TBK’unun 583. maddesindeki şekil/geçerlilik şartına rağmen azami limitin, kefalet tarihinin ve türünün davacının eli ürün olması şartına gerek görmeden kredi kullandıran davalı banka daha sonra şekil şartı eksikliğinin ileri sürülmesinin hakkın kötüye kullanılması olduğunu açıkça ortaya koymalıdır. Aksi takdirde kanunun aradığı şekil şartının hiç bir önemi kalmayacaktır. Dosyadaki bilgilere göre kredinin açılmasının salt davacı kefilin kefaletinin güçlülüğünden kaynaklandığı anılan kefalet taahhütü olmaması halinde kredinin açılamayacağı ve kredinin kullanıldırılmasının salt kefilin davranışları ile uyandırdığı kefalete dayalı bulunduğu ispatlanamamıştır Bu durumda davacı kefilin şekil noksanlığını ileri sürmesinin hakkın kötüye kullanılmak vasfında olduğu davalı bankaca açıkça ortaya konulamadığından kefalet geçersiz adledilmelidir.

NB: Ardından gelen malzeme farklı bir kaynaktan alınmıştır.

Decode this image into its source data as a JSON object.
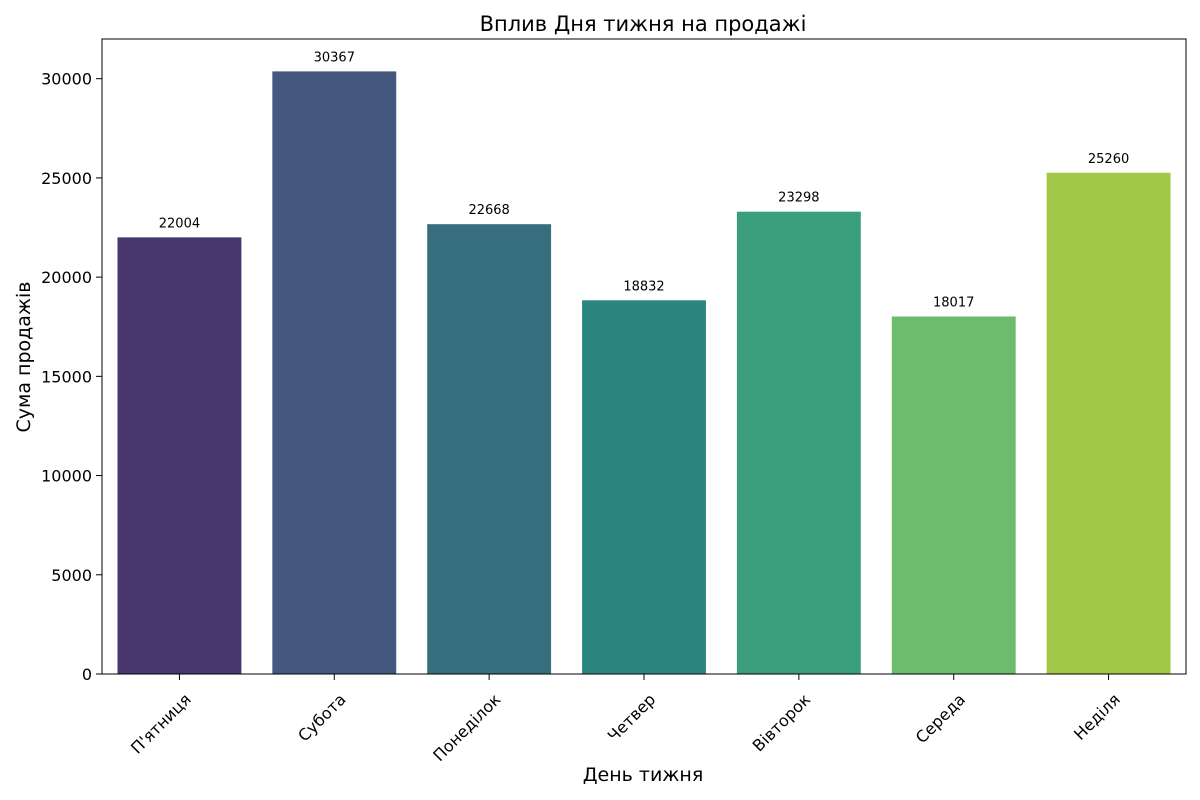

Tüm bu nedenlerle ilk derece mahkemesinin kararının kaldırılarak davanın kabulüne karar vermek gerekmiş ve takdiren aşağıdaki şekilde hüküm kurulmuştur.
HÜKÜM: Yukarıda Açıklanan Nedenlerle;
A)1-Davacı vekilinin istinaf başvurusunun KABULÜ ile,
… Asliye Ticaret Mahkemesi’nin 10/12/2020 tarih ve2017/975 Esas 2020/726 Karar sayılı kararının HMK’nın 353/(1).b-2 maddesi uyarınca KALDIRILMASINA,
2-Davanın ıslah dilekçesi ile birlikte KABULÜ ile davacının 27/06/2013 tarihli genel kredi sözleşmesindeki kefaleti geçerli olmadığından, bu sözleşme kapsamında davalı bankaya ödediği 157.196,00 TL’nin 11.02.2016 tarihinden itibaren işleyecek avans faizi ile birlikte davalıdan tahsiline,
3-Karar tarihi itibariyle alınması gerekli 10.738,06 TL nispi karar ve ilam harcından peşin alınan 2.475,66 TL harcı ile ıslah harcı olarak alınan 209,00 TL harcın mahsubu ile bakiye 8.053,4‬0 TL harcın davalıdan tahsili ile Hazineye gelir kaydına,
4-Davacı tarafça yatırılan 2.475,66 TL peşin harç, 31,40 TL başvurma harcı ile ıslah harcı olarak yatırılan 209,00 TL olmak üzere toplam 2.716,06‬ TL harcın davalıdan alınarak davacıya verilmesine,
7-Davacı tarafça yapılan posta, davetiye, talimat ve bilirkişi gideri olmak üzere toplam 6.362,53 TL yargılama giderinin davalıdan tahsili ile davacıya verilmesine,
8-Davanın kabul edilen kısmı yönünden, istinaf karar tarihinde yürürlükte bulunan A.A.Ü.T.’ne göre takdir ve tayin olunan 24.579,40 TL vekalet ücretinin davalıdan alınarak davacıya verilmesine,
9-Davacı tarafça yatırılan gider avansından dosyada kalan kısmın karar kesinleştiğinde davacıya iadesine,
B)1-Davacı taraftan istinaf karar harcı olarak alınan 59,30 TL harcın talep halinde davacıya iadesine,
2-Davacı tarafça istinaf aşamasında yapılan 162,10 TL istinaf kanun yoluna başvurma harcı ile dosyanın istinafa gönderim giderinin 60,50 TL yargılama gideri olmak üzere toplam 222,6‬0 TL’nin davalıdan alınarak davacıya verilmesine,
3-İstinaf incelemesi sırasında duruşma açılmadığından taraflar yararına vekalet ücreti taktirine yer olmadığına,
Dosya üzerinde yapılan inceleme sonucunda HMK’nın 361. maddesi uyarınca gerekçeli kararın tebliğinden itibaren iki haftalık süre içerisinde Yargıtay’da temyiz kanun yolu açık olmak üzere oy birliği ile karar verildi.08/03/2023

Başkan- Üye – Üye – Zabıt Katibi

Bu belge 5070 sayılı Elektronik İmza Kanunu hükümlerine göre UYAP sistemi üzerinden elektronik imza ile imzalanmıştır.